Tuesday, October 6, 2015

The Consumer Trap

1506: 

We are all consumers and we all need help to make the right decisions.  One important help would be clear labelling of products - if something is okay-for-vegans then I hope it states “this product is suitable for vegans”.  That makes shopping easier, and incidentally it’s also promotes vegan food (although, that’s likely to be why most companies don’t do it!).

Use of the word familiarises us the word ‘vegan’.  But, unlike some other countries where helpful labelling is common, it isn't yet in Australia.  And even less so in most other countries where neither the word nor the concept of veganism is understood.

When I want to buy a food product with several ingredients, I want to be sure it’s free from those ‘dreaded items’, so “Suitable for Vegans” tells me it’s “okay”.  It makes me conscious of that company and I want to support them.

There is a legal requirement, that almost all foods of more than one ingredient must print on the packaging an ingredients list.  I go into a food store, reading glasses at hand, and examine the microscopic print on the ingredients-list, and if I see the word ‘albumen’ I don’t buy it.  Whether there’s a hint of an egg or bits of a cow’s hoof in my glue, or milk in the bread, I avoid it.  I remember what tricky terminology they use to cover their tracks – like using milk but notifying it as ‘whey’, a word not well-understood.  Or they use other sneaky terms to conceal ingredients with ‘abattoir-associations’.

If the product doesn’t contain anything objectionable, if it is in fact ‘vegan’, then they do us all a great service, simply by saying so on the packet.  Or better still, printing a tick next to the word ‘vegan’. 

We need good labelling so we can make informed choices.  If we’re eating food from abattoirs or using co-products or by-products from animal farming THAT should be clearly stated.  If you’re a smoker, you need to know that your cigarettes are carcinogenic, and it’s the same for food.  The law requires companies, not for animal-rights reasons of course, to let their customers know what is going into our bodies.  But to be comprehensive about this, labelling must extend to shoes even when it's not obvious, as with the label ‘leather uppers, synthetic soles’.  The ethic behind a vegan’s boycott isn’t partial - it's a matter of avoiding all animal-based products, even unto the shoes on our feet.

We vegans (even if, like me, you are too lazy to do it) should write, text, email, phone or front-up to product manufacturers.  Especially the “Thank you” letters - "I appreciate your ingredients.
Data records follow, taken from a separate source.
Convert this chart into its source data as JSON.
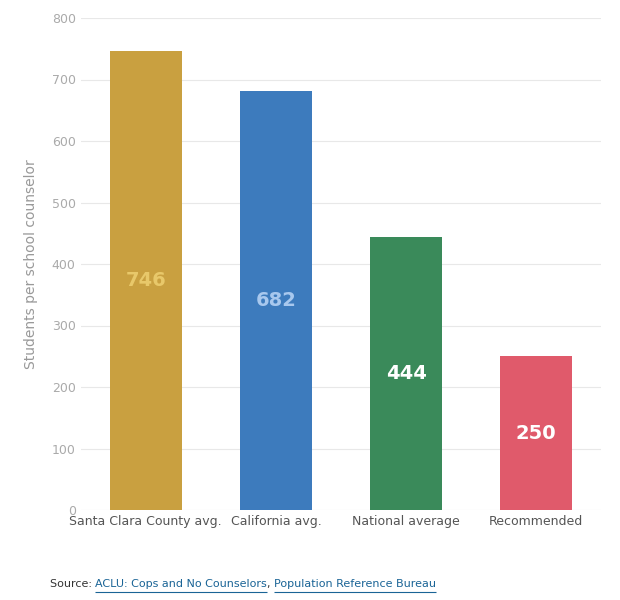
{
  "categories": [
    "Santa Clara County avg.",
    "California avg.",
    "National average",
    "Recommended"
  ],
  "values": [
    746,
    682,
    444,
    250
  ],
  "bar_colors": [
    "#C9A040",
    "#3D7BBD",
    "#3A8A5A",
    "#E05A6B"
  ],
  "value_label_colors": [
    "#E8C86A",
    "#A8C8EE",
    "#FFFFFF",
    "#FFFFFF"
  ],
  "ylabel": "Students per school counselor",
  "ylim": [
    0,
    800
  ],
  "yticks": [
    0,
    100,
    200,
    300,
    400,
    500,
    600,
    700,
    800
  ],
  "value_label_fontsize": 14,
  "tick_label_fontsize": 9,
  "ylabel_fontsize": 10,
  "ytick_label_color": "#AAAAAA",
  "xtick_label_color": "#555555",
  "source_prefix": "Source: ",
  "source_link1": "ACLU: Cops and No Counselors",
  "source_sep": ", ",
  "source_link2": "Population Reference Bureau",
  "link_color": "#1a6496",
  "source_color": "#333333",
  "background_color": "#FFFFFF",
  "grid_color": "#E8E8E8",
  "bar_width": 0.55
}
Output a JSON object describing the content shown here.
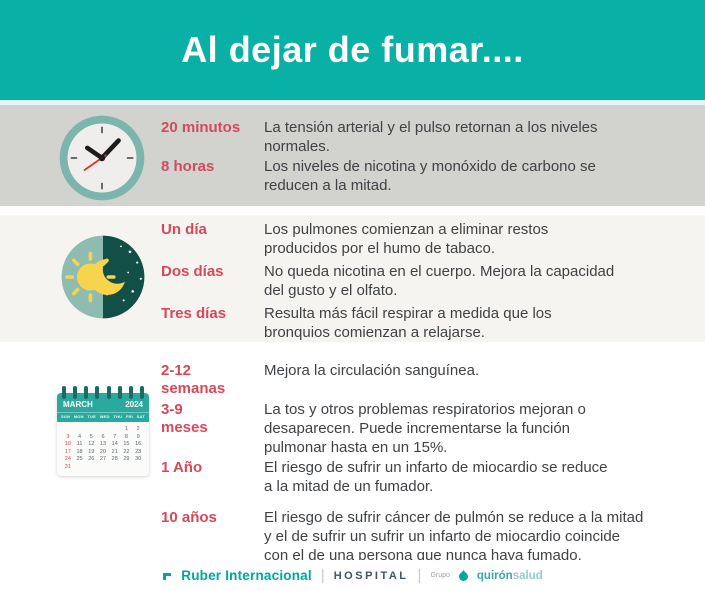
{
  "header": {
    "title": "Al dejar de fumar...."
  },
  "sections": [
    {
      "name": "minutos-horas",
      "icon": "clock-icon",
      "rows": [
        {
          "label": "20 minutos",
          "text": "La tensión arterial y el pulso retornan a los niveles\nnormales."
        },
        {
          "label": "8 horas",
          "text": "Los niveles de nicotina y monóxido de carbono se\nreducen a la mitad."
        }
      ]
    },
    {
      "name": "dias",
      "icon": "day-night-icon",
      "rows": [
        {
          "label": "Un día",
          "text": "Los pulmones comienzan a eliminar restos\nproducidos por el humo de tabaco."
        },
        {
          "label": "Dos días",
          "text": "No queda nicotina en el cuerpo. Mejora la capacidad\ndel gusto y el olfato."
        },
        {
          "label": "Tres días",
          "text": "Resulta más fácil respirar a medida que los\nbronquios comienzan a relajarse."
        }
      ]
    },
    {
      "name": "semanas-meses-anios",
      "icon": "calendar-icon",
      "rows": [
        {
          "label": "2-12\nsemanas",
          "text": "Mejora la circulación sanguínea."
        },
        {
          "label": "3-9\nmeses",
          "text": "La tos y otros problemas respiratorios mejoran o\ndesaparecen. Puede incrementarse la función\npulmonar hasta en un 15%."
        },
        {
          "label": "1 Año",
          "text": "El riesgo de sufrir un infarto de miocardio se reduce\na la mitad de un fumador."
        },
        {
          "label": "10 años",
          "text": "El riesgo de sufrir cáncer de pulmón se reduce a la mitad\ny el de sufrir un sufrir un infarto de miocardio coincide\ncon el de una persona que nunca haya fumado."
        }
      ]
    }
  ],
  "calendar": {
    "month": "MARCH",
    "year": "2024",
    "day_headers": [
      "SUN",
      "MON",
      "TUE",
      "WED",
      "THU",
      "FRI",
      "SAT"
    ],
    "weeks": [
      [
        "",
        "",
        "",
        "",
        "",
        "1",
        "2"
      ],
      [
        "3",
        "4",
        "5",
        "6",
        "7",
        "8",
        "9"
      ],
      [
        "10",
        "11",
        "12",
        "13",
        "14",
        "15",
        "16"
      ],
      [
        "17",
        "18",
        "19",
        "20",
        "21",
        "22",
        "23"
      ],
      [
        "24",
        "25",
        "26",
        "27",
        "28",
        "29",
        "30"
      ],
      [
        "31",
        "",
        "",
        "",
        "",
        "",
        ""
      ]
    ]
  },
  "footer": {
    "ruber": "Ruber Internacional",
    "hospital": "HOSPITAL",
    "grupo": "Grupo",
    "quiron": "quirón",
    "salud": "salud",
    "separator": "|"
  },
  "colors": {
    "header_teal": "#08b0a6",
    "label_red": "#d34a5b",
    "body_text": "#3f4245",
    "section1_bg": "#d2d2cf",
    "section2_bg": "#f6f4f1",
    "brand_teal": "#00a79b",
    "calendar_teal": "#2ca99e",
    "night_teal": "#124f46",
    "day_teal": "#8fbcb1",
    "sun_yellow": "#f7d44c"
  }
}
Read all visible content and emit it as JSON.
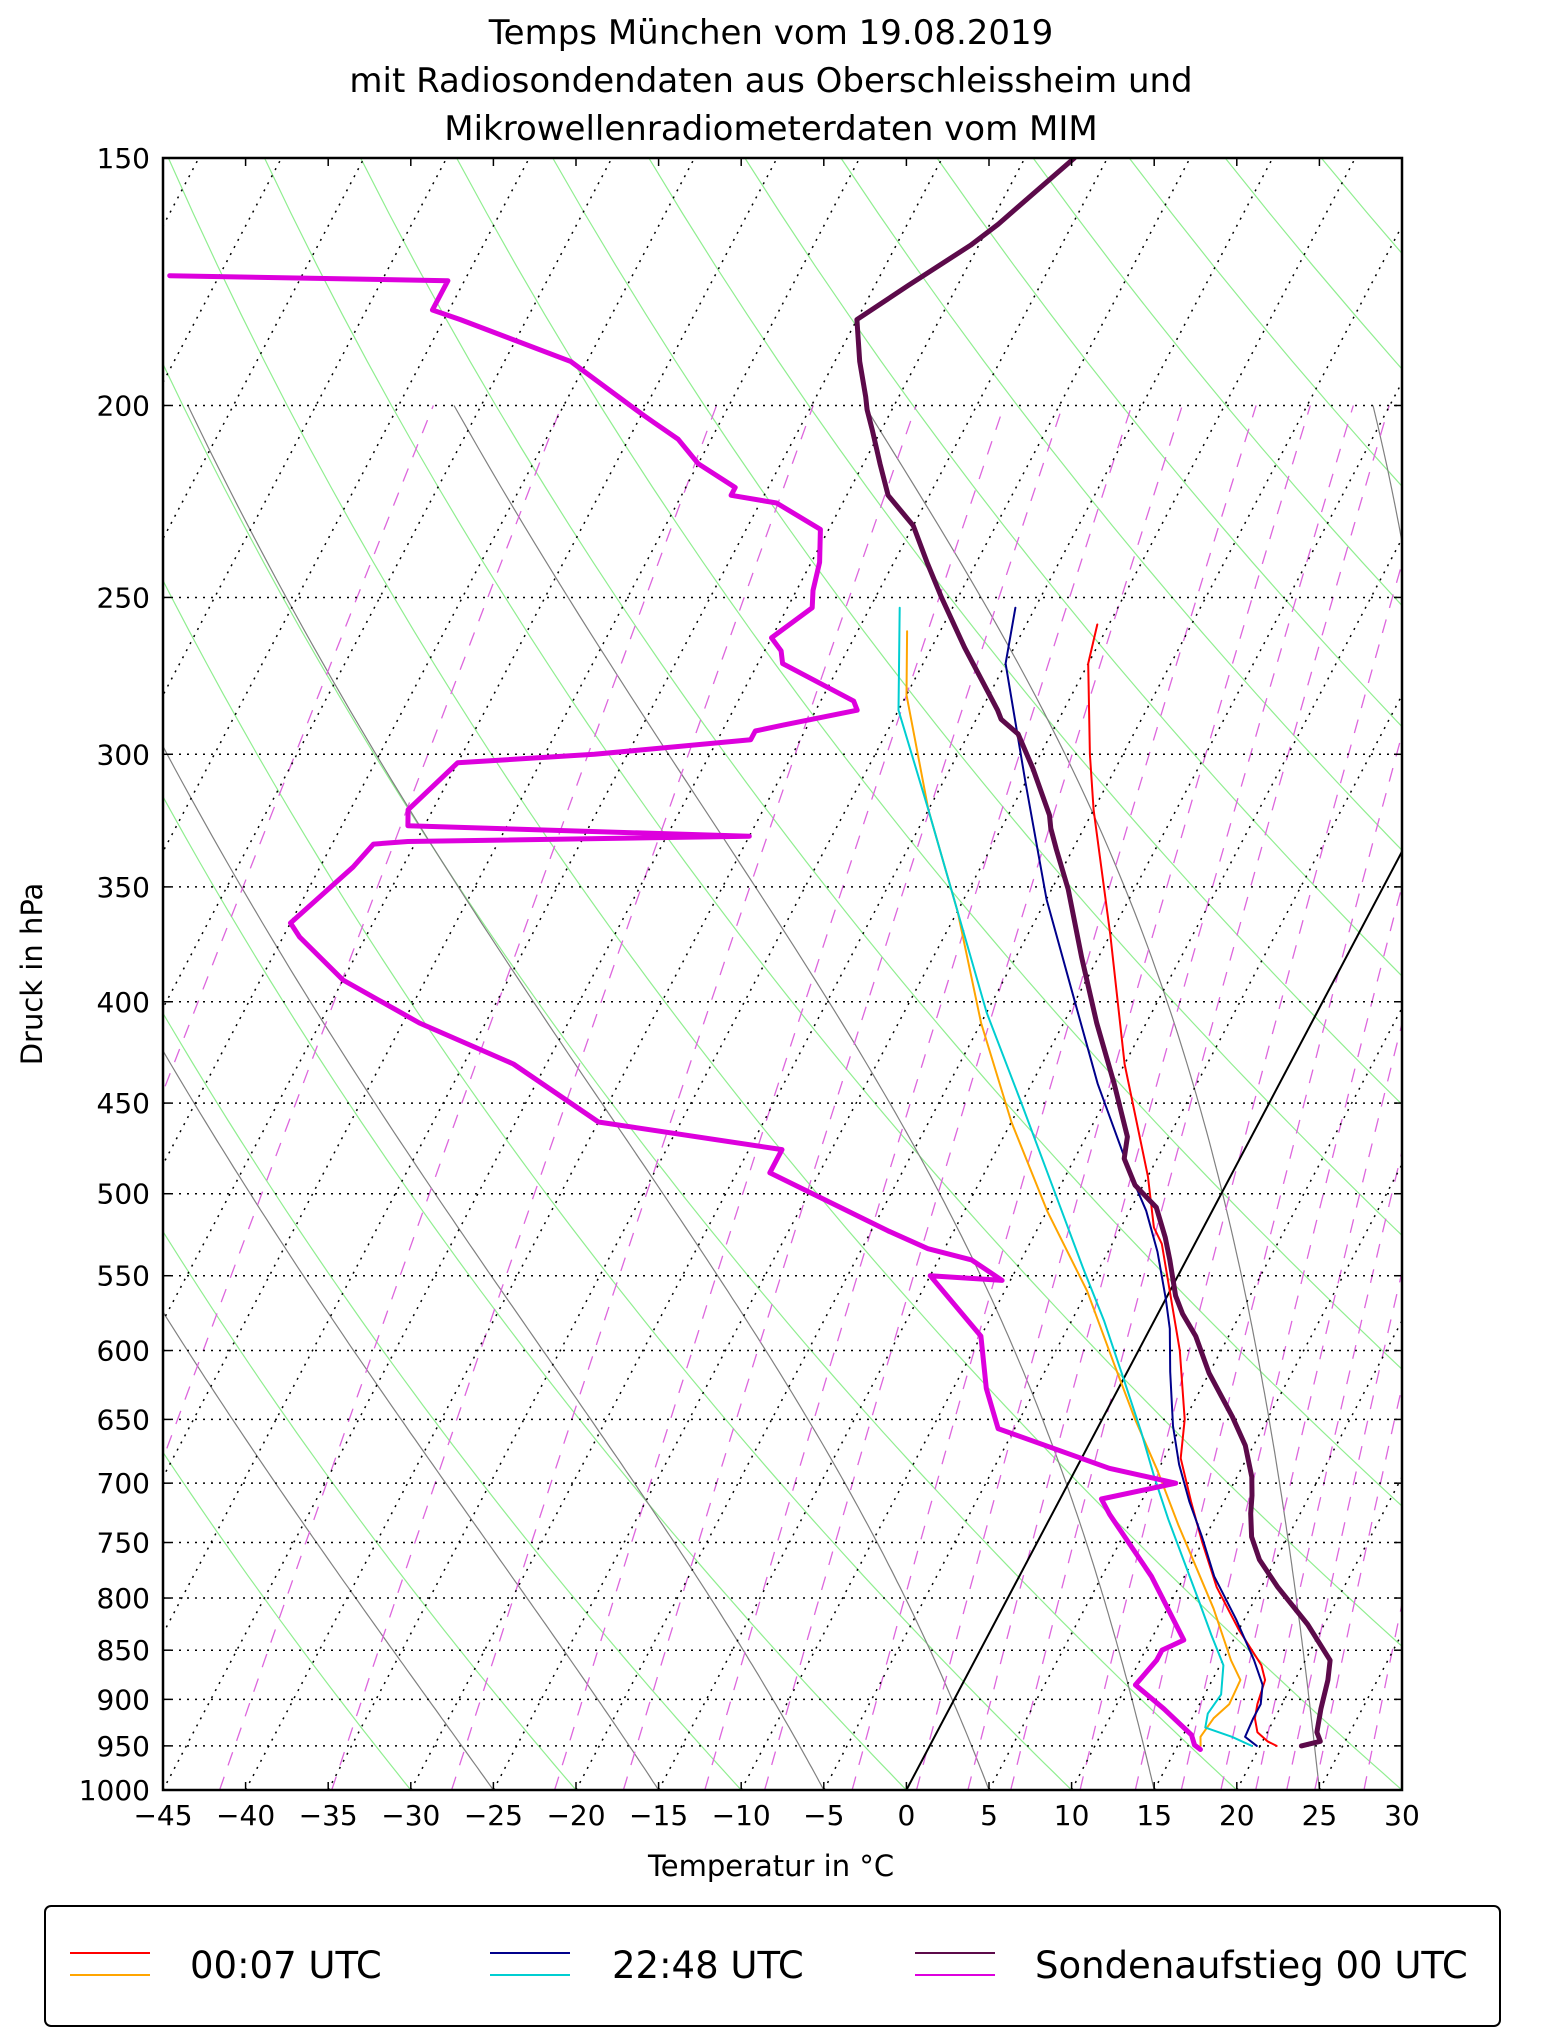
{
  "chart_data": {
    "type": "skew-t",
    "title": [
      "Temps München vom 19.08.2019",
      "mit Radiosondendaten aus Oberschleissheim und",
      "Mikrowellenradiometerdaten vom MIM"
    ],
    "xlabel_text": "Temperatur in",
    "xlabel_unit": "°C",
    "ylabel": "Druck in hPa",
    "xlim": [
      -45,
      30
    ],
    "ylim": [
      1000,
      150
    ],
    "xticks": [
      -45,
      -40,
      -35,
      -30,
      -25,
      -20,
      -15,
      -10,
      -5,
      0,
      5,
      10,
      15,
      20,
      25,
      30
    ],
    "xtick_labels": [
      "−45",
      "−40",
      "−35",
      "−30",
      "−25",
      "−20",
      "−15",
      "−10",
      "−5",
      "0",
      "5",
      "10",
      "15",
      "20",
      "25",
      "30"
    ],
    "yticks": [
      150,
      200,
      250,
      300,
      350,
      400,
      450,
      500,
      550,
      600,
      650,
      700,
      750,
      800,
      850,
      900,
      950,
      1000
    ],
    "ytick_labels": [
      "150",
      "200",
      "250",
      "300",
      "350",
      "400",
      "450",
      "500",
      "550",
      "600",
      "650",
      "700",
      "750",
      "800",
      "850",
      "900",
      "950",
      "1000"
    ],
    "colors": {
      "mwr_0007_T": "#ff0000",
      "mwr_0007_Td": "#ffa500",
      "mwr_2248_T": "#00008b",
      "mwr_2248_Td": "#00ced1",
      "sonde_T": "#5c0a4a",
      "sonde_Td": "#dd00dd",
      "dry_adiabat": "#90ee90",
      "moist_adiabat": "#808080",
      "mixing_ratio": "#dd66dd",
      "isotherm_0": "#000000"
    },
    "series": [
      {
        "name": "00:07 UTC Temperatur",
        "color": "#ff0000",
        "width": 2,
        "points": [
          [
            21,
            950
          ],
          [
            20.3,
            945
          ],
          [
            19.4,
            935
          ],
          [
            18.8,
            920
          ],
          [
            18.5,
            905
          ],
          [
            18.2,
            880
          ],
          [
            17.5,
            865
          ],
          [
            15,
            830
          ],
          [
            12.3,
            790
          ],
          [
            10,
            750
          ],
          [
            8,
            715
          ],
          [
            6,
            680
          ],
          [
            5,
            650
          ],
          [
            2.5,
            600
          ],
          [
            0,
            560
          ],
          [
            -2,
            530
          ],
          [
            -3,
            520
          ],
          [
            -5,
            490
          ],
          [
            -10,
            430
          ],
          [
            -15,
            370
          ],
          [
            -20,
            320
          ],
          [
            -22,
            300
          ],
          [
            -25,
            270
          ],
          [
            -25.7,
            258
          ]
        ]
      },
      {
        "name": "00:07 UTC Taupunkt",
        "color": "#ffa500",
        "width": 2,
        "points": [
          [
            16.4,
            950
          ],
          [
            16.1,
            940
          ],
          [
            16.3,
            920
          ],
          [
            16.8,
            905
          ],
          [
            16.7,
            880
          ],
          [
            15.5,
            860
          ],
          [
            12.8,
            810
          ],
          [
            10.3,
            770
          ],
          [
            8,
            735
          ],
          [
            5,
            690
          ],
          [
            2,
            650
          ],
          [
            -1,
            610
          ],
          [
            -5,
            560
          ],
          [
            -10,
            510
          ],
          [
            -15,
            460
          ],
          [
            -20,
            410
          ],
          [
            -25,
            360
          ],
          [
            -30,
            320
          ],
          [
            -35,
            280
          ],
          [
            -37,
            260
          ]
        ]
      },
      {
        "name": "22:48 UTC Temperatur",
        "color": "#00008b",
        "width": 2,
        "points": [
          [
            19.8,
            950
          ],
          [
            18.8,
            940
          ],
          [
            18.7,
            920
          ],
          [
            18.7,
            905
          ],
          [
            18.2,
            885
          ],
          [
            16.9,
            860
          ],
          [
            14.5,
            820
          ],
          [
            11.8,
            780
          ],
          [
            9.8,
            745
          ],
          [
            7.9,
            715
          ],
          [
            6.1,
            685
          ],
          [
            4.5,
            655
          ],
          [
            2.6,
            615
          ],
          [
            1.2,
            585
          ],
          [
            0,
            565
          ],
          [
            -2,
            535
          ],
          [
            -4,
            510
          ],
          [
            -6,
            490
          ],
          [
            -11,
            440
          ],
          [
            -15,
            400
          ],
          [
            -20,
            355
          ],
          [
            -25,
            310
          ],
          [
            -30,
            270
          ],
          [
            -31.2,
            253
          ]
        ]
      },
      {
        "name": "22:48 UTC Taupunkt",
        "color": "#00ced1",
        "width": 2,
        "points": [
          [
            19.5,
            950
          ],
          [
            18,
            940
          ],
          [
            16.1,
            930
          ],
          [
            15.8,
            915
          ],
          [
            16,
            895
          ],
          [
            15.2,
            865
          ],
          [
            13.5,
            835
          ],
          [
            11.5,
            800
          ],
          [
            9.4,
            765
          ],
          [
            7.2,
            730
          ],
          [
            5,
            695
          ],
          [
            2.8,
            660
          ],
          [
            0,
            620
          ],
          [
            -3,
            580
          ],
          [
            -6,
            545
          ],
          [
            -11,
            490
          ],
          [
            -15,
            450
          ],
          [
            -20,
            405
          ],
          [
            -25,
            360
          ],
          [
            -30,
            320
          ],
          [
            -35,
            285
          ],
          [
            -38.2,
            253
          ]
        ]
      },
      {
        "name": "Sondenaufstieg 00 UTC Temperatur",
        "color": "#5c0a4a",
        "width": 5,
        "points": [
          [
            22.5,
            950
          ],
          [
            23.5,
            945
          ],
          [
            23,
            935
          ],
          [
            22.5,
            910
          ],
          [
            22,
            880
          ],
          [
            21.5,
            860
          ],
          [
            19,
            825
          ],
          [
            16,
            790
          ],
          [
            14,
            765
          ],
          [
            12.8,
            745
          ],
          [
            12,
            725
          ],
          [
            11.5,
            710
          ],
          [
            10.9,
            695
          ],
          [
            9.5,
            670
          ],
          [
            7.8,
            648
          ],
          [
            5,
            616
          ],
          [
            3,
            590
          ],
          [
            1.5,
            575
          ],
          [
            0.5,
            563
          ],
          [
            -1,
            540
          ],
          [
            -2,
            526
          ],
          [
            -3.5,
            508
          ],
          [
            -5.5,
            495
          ],
          [
            -7,
            480
          ],
          [
            -7.5,
            468
          ],
          [
            -10,
            440
          ],
          [
            -13,
            410
          ],
          [
            -16,
            380
          ],
          [
            -19,
            351
          ],
          [
            -21,
            335
          ],
          [
            -22,
            327
          ],
          [
            -22.5,
            322
          ],
          [
            -25,
            305
          ],
          [
            -27,
            293
          ],
          [
            -28.5,
            288
          ],
          [
            -29,
            285
          ],
          [
            -33,
            265
          ],
          [
            -36,
            250
          ],
          [
            -38,
            240
          ],
          [
            -40,
            230
          ],
          [
            -42.5,
            222
          ],
          [
            -44,
            214
          ],
          [
            -45.5,
            206
          ],
          [
            -46.5,
            201
          ],
          [
            -47,
            198
          ],
          [
            -48.5,
            190
          ],
          [
            -50,
            181
          ],
          [
            -48,
            174
          ],
          [
            -45.5,
            166
          ],
          [
            -44.5,
            162
          ],
          [
            -42,
            150
          ]
        ]
      },
      {
        "name": "Sondenaufstieg 00 UTC Taupunkt",
        "color": "#dd00dd",
        "width": 5,
        "points": [
          [
            16.5,
            954
          ],
          [
            16,
            949
          ],
          [
            15.5,
            938
          ],
          [
            13,
            910
          ],
          [
            10.5,
            885
          ],
          [
            11,
            860
          ],
          [
            11,
            850
          ],
          [
            11.5,
            845
          ],
          [
            12,
            840
          ],
          [
            8,
            780
          ],
          [
            3.5,
            726
          ],
          [
            2.5,
            713
          ],
          [
            6.5,
            700
          ],
          [
            2,
            688
          ],
          [
            -6,
            657
          ],
          [
            -8,
            627
          ],
          [
            -10,
            590
          ],
          [
            -15,
            550
          ],
          [
            -10.5,
            553
          ],
          [
            -13,
            540
          ],
          [
            -16,
            533
          ],
          [
            -19,
            522
          ],
          [
            -28,
            488
          ],
          [
            -28,
            475
          ],
          [
            -40,
            460
          ],
          [
            -47,
            430
          ],
          [
            -54,
            410
          ],
          [
            -60,
            390
          ],
          [
            -64,
            371
          ],
          [
            -65,
            365
          ],
          [
            -63,
            342
          ],
          [
            -62.5,
            333
          ],
          [
            -60.5,
            332
          ],
          [
            -40,
            330
          ],
          [
            -61,
            326
          ],
          [
            -61.5,
            320
          ],
          [
            -60,
            303
          ],
          [
            -52,
            300
          ],
          [
            -43,
            295
          ],
          [
            -43,
            292
          ],
          [
            -41.5,
            290
          ],
          [
            -37.5,
            285
          ],
          [
            -38,
            282
          ],
          [
            -43.5,
            270
          ],
          [
            -44,
            266
          ],
          [
            -45,
            262
          ],
          [
            -43.5,
            253
          ],
          [
            -44,
            248
          ],
          [
            -44.5,
            240
          ],
          [
            -45.5,
            231
          ],
          [
            -49,
            224
          ],
          [
            -52,
            222
          ],
          [
            -52,
            220
          ],
          [
            -55,
            214
          ],
          [
            -57,
            208
          ],
          [
            -59,
            204
          ],
          [
            -60,
            202
          ],
          [
            -66,
            190
          ],
          [
            -74,
            181
          ],
          [
            -76,
            179
          ],
          [
            -76,
            173
          ],
          [
            -93,
            172
          ]
        ]
      }
    ]
  },
  "legend": [
    {
      "label": "00:07 UTC",
      "color_top": "#ff0000",
      "color_bottom": "#ffa500"
    },
    {
      "label": "22:48 UTC",
      "color_top": "#00008b",
      "color_bottom": "#00ced1"
    },
    {
      "label": "Sondenaufstieg 00 UTC",
      "color_top": "#5c0a4a",
      "color_bottom": "#dd00dd"
    }
  ]
}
And big praise for labelling 'vegan friendly'", or some such.

I am old and lazy and forgetful and I struggle with 'font 4' print.  I have trouble on ‘ingredients’ listings if I forget my glasses.  Consequences: Can't read ingredients - do without the item.  [*Remember to write on my list ‘glasses’, then remember to take the shopping list with me!!].  If all that is ignored, then we'll buy the product and HOPE there's nothing 'animal' in it, and perhaps that's what we’ve done so many times before, pretending something is 'kosher' when it's not!!  If you’re already a vegan, then you must be doubly sure NOT to do this.  Otherwise what happens is that we are criticising omnivores for doing what they’re doing, when we're doing something not very much different.